Count in binary and write down first 33 numbers of the series. In other words, complete the second column in the list below.

Decimal      Binary
0                 0
1                 1
2                10
3                11
4                ...
5
6
7
8
9
10
11
12
13
14
15
16
17
18 
19
20
21 
22
23
24
25
26
27
28
29
30
31
32

Perform the following additions in binary:


    10011 + 10011 =

    10111 + 00110 =

Question #2

Assume that we live in a universe where everybody only has 4 fingers. Just as we did in class with a system of 2 digits (binary code), we invente a system for counting with only 4 digits: 0, 1, 2, and 3.

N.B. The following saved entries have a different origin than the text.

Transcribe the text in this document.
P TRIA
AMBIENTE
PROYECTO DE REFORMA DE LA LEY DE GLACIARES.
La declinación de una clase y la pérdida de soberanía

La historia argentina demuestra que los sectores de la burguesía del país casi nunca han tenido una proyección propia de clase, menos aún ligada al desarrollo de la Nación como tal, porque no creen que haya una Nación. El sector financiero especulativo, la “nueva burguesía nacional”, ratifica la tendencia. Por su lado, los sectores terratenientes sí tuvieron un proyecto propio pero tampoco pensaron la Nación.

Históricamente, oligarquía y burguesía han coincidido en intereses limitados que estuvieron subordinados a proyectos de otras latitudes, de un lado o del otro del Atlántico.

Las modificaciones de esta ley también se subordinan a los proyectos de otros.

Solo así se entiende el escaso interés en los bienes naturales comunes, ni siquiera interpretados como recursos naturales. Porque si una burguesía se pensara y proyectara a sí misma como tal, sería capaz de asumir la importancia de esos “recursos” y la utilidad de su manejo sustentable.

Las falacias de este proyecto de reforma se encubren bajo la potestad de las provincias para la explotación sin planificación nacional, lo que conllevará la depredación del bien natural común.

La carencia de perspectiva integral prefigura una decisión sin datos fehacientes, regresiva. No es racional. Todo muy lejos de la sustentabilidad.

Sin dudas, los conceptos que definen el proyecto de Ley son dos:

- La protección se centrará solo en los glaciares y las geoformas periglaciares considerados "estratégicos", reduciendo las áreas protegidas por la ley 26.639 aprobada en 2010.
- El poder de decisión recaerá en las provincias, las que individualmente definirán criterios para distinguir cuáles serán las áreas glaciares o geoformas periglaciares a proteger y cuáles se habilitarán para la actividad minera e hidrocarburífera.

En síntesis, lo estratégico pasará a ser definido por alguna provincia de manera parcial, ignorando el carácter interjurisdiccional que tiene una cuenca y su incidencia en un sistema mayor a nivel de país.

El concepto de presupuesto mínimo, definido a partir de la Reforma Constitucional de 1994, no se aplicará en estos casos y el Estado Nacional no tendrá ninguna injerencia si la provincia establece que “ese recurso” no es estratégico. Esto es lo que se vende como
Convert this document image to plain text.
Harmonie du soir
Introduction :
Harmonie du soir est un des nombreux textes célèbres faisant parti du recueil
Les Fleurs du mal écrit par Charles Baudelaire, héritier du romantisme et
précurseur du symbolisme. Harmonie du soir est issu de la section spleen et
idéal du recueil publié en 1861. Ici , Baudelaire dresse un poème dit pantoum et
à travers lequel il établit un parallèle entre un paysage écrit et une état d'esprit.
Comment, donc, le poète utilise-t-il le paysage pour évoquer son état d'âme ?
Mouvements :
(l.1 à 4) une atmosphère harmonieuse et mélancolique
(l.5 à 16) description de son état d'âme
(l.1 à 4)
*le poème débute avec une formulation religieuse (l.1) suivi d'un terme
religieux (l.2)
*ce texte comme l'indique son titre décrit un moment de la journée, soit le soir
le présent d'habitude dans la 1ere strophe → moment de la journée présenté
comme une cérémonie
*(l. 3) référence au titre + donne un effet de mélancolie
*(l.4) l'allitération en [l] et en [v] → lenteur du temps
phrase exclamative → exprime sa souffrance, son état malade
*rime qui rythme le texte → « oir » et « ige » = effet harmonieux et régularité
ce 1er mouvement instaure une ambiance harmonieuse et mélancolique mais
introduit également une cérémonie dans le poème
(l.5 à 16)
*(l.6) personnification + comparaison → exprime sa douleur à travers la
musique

  • Write the first 20 numbers of a system with 4 digits. To help you out, I will start with the first 7 numbers of the series:
0
1
2
3
10
11
12
...

Continue on until you have 20 consecutive numbers of a system in base 4.

Question #3

Perform the addition of the following numbers in base 4.


    1002 + 2301 = 

    2222 + 3301 = 


Question #4

Assume that we have several boolean expressions, labeled E1 to E6:

  • E1: is a Smith student
  • E2: is a senior
  • E3: likes vanilla
  • E4: has class on Monday
  • E5: takes classes at Hampshire College
  • E6: is on the crew team

What is the boolean expression that is a combination of E1, E2, E3, E4, and/or E5, and the logic operators AND, OR, and NOT, that will be True whenever I find somebody on campus who is a Hamshire College student and who does not like vanilla?

Hints: see if you can discard any of the boolean expressions, and write the truth table for the wanted expression.